Genome-Wide Association Mapping and Genomic Prediction of Anther Extrusion in CIMMYT Hybrid Wheat Breeding Program via Modeling Pedigree, Genomic Relationship, and Interaction With the Environment

Abstract

Anther extrusion (AE) is the most important male floral trait for hybrid wheat seed production. AE is a complex quantitative trait that is difficult to phenotype reliably in field experiments not only due to high genotype-by-environment effects but also due to the short expression window in the field condition. In this study, we conducted a genome-wide association scan (GWAS) and explored the possibility of applying genomic prediction (GP) for AE in the CIMMYT hybrid wheat breeding program. An elite set of male lines (n = 603) were phenotype for anther count (AC) and anther visual score (VS) across three field experiments in 2017-2019 and genotyped with the 20K Infinitum is elect SNP array. GWAS produced five marker trait associations with small effects. For GP, the main effects of lines (L), environment (E), genomic (G) and pedigree relationships (A), and their interaction effects with environments were used to develop seven statistical models of incremental complexity. The base model used only L and E, whereas the most complex model included L, E, G, A, and G × E and A × E. These models were evaluated in three cross-validation scenarios (CV0, CV1, and CV2). In cross-validation CV0, data from two environments were used to predict an untested environment; in random cross-validation CV1, the test set was never evaluated in any environment; and in CV2, the genotypes in the test set were evaluated in only a subset of environments. The prediction accuracies ranged from -0.03 to 0.74 for AC and -0.01 to 0.54 for VS across different models and CV schemes. For both traits, the highest prediction accuracies with low variance were observed in CV2, and inclusion of the interaction effects increased prediction accuracy for AC only. In CV0, the prediction accuracy was 0.73 and 0.45 for AC and VS, respectively, indicating the high reliability of across environment prediction. Genomic prediction appears to be a very reliable tool for AE in hybrid wheat breeding. Moreover, high prediction accuracy in CV0 demonstrates the possibility of implementing genomic selection across breeding cycles in related germplasm, aiding the rapid breeding cycle.

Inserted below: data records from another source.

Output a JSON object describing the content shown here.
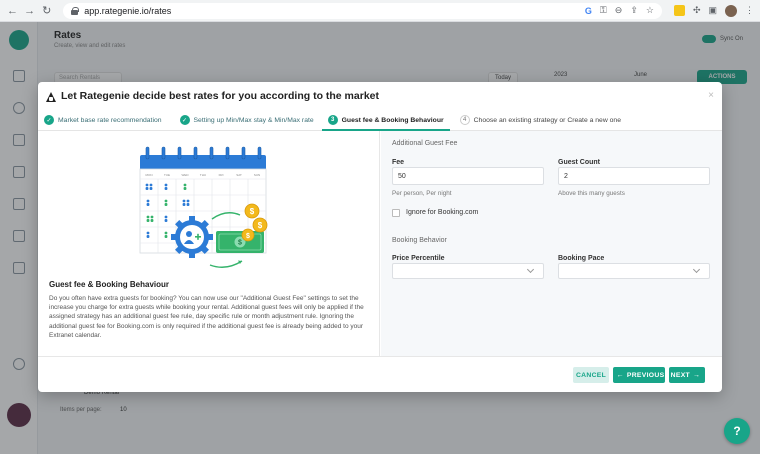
{
  "browser": {
    "url": "app.rategenie.io/rates"
  },
  "app": {
    "title": "Rates",
    "subtitle": "Create, view and edit rates",
    "sync_label": "Sync On",
    "search_placeholder": "Search Rentals",
    "today_label": "Today",
    "year": "2023",
    "month": "June",
    "actions_label": "ACTIONS",
    "row_name": "Demo Rental",
    "items_per_page_label": "Items per page:",
    "items_per_page_value": "10",
    "help_label": "?"
  },
  "modal": {
    "title": "Let Rategenie decide best rates for you according to the market",
    "close_label": "×",
    "steps": [
      {
        "label": "Market base rate recommendation",
        "state": "done"
      },
      {
        "label": "Setting up Min/Max stay & Min/Max rate",
        "state": "done"
      },
      {
        "number": "3",
        "label": "Guest fee & Booking Behaviour",
        "state": "active"
      },
      {
        "number": "4",
        "label": "Choose an existing strategy or Create a new one",
        "state": "pending"
      }
    ],
    "left": {
      "heading": "Guest fee & Booking Behaviour",
      "body": "Do you often have extra guests for booking? You can now use our \"Additional Guest Fee\" settings to set the increase you charge for extra guests while booking your rental. Additional guest fees will only be applied if the assigned strategy has an additional guest fee rule, day specific rule or month adjustment rule. Ignoring the additional guest fee for Booking.com is only required if the additional guest fee is already being added to your Extranet calendar.",
      "calendar_days": [
        "MON",
        "TUE",
        "WED",
        "THU",
        "FRI",
        "SAT",
        "SUN"
      ]
    },
    "right": {
      "additional_guest_fee_label": "Additional Guest Fee",
      "fee": {
        "label": "Fee",
        "value": "50",
        "help": "Per person, Per night"
      },
      "guest_count": {
        "label": "Guest Count",
        "value": "2",
        "help": "Above this many guests"
      },
      "ignore_booking_label": "Ignore for Booking.com",
      "ignore_booking_checked": false,
      "booking_behavior_label": "Booking Behavior",
      "price_percentile": {
        "label": "Price Percentile",
        "value": ""
      },
      "booking_pace": {
        "label": "Booking Pace",
        "value": ""
      }
    },
    "footer": {
      "cancel_label": "CANCEL",
      "previous_label": "PREVIOUS",
      "next_label": "NEXT"
    }
  },
  "colors": {
    "accent": "#18a589",
    "calendar_blue": "#2c7bd6",
    "money_green": "#35b36b",
    "coin_gold": "#f3b91c"
  }
}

Keywords: GWAS; anther extrusion; floral traits; genome-wide prediction; hybrid wheat.

FIGURE 1

Boxplots of best linear unbiased estimates of anther count (AC) expressed in percentage and visual score (VS) across the three environments (El Batan 2017, Obregon 2018 and El Batan 2019). VS data were collected from only two environments (2018 Obregon and 2019 El Batan). Visual score scale ranges from 0 (0% extruded anthers) to 10 (100% extruded anthers), assessed visually during flowering. Visual score data were not collected in 2017.

FIGURE 2

Results from the genome-wide association scan: (A) Three-dimensional scatterplot showing the relationship between the first three principal components (PC1, PC2, and PC3) from molecular marker data. (B) A pairwise linkage disequilibrium (LD) decay plot with pairwise marker LD in a sliding window of 100 adjacent markers in the y-axis and genetic distance in centimorgans from the genetic map by Wang et al. (2014) in the x-axis. The red line indicates a moving average of r² values for 10 adjacent markers. (C) A Manhattan plot showing −log₁₀(P) values of marker trait association (MTA) for anther count (AC) in El Batan (2017) across the genome. The dotted line represents the Bonferroni significance threshold for MTA. (D) A quantile-quantile (QQ) plot showing the distribution of expected vs actual −log10(P) values of GWAS using AC from El Batan (2017). (E) A Manhattan plot showing −log₁₀(P) values of MTA for anther count (AC) in El Batan (2019) across the genome. (F) A QQ plot for GWAS using AC data from El Batan (2019). (G) A Manhattan plot showing −log₁₀(P) values of MTA for visual score (VS) in El Batan (2019) across the genome. (H) A QQ plot for GWAS using VS data from El Batan (2019).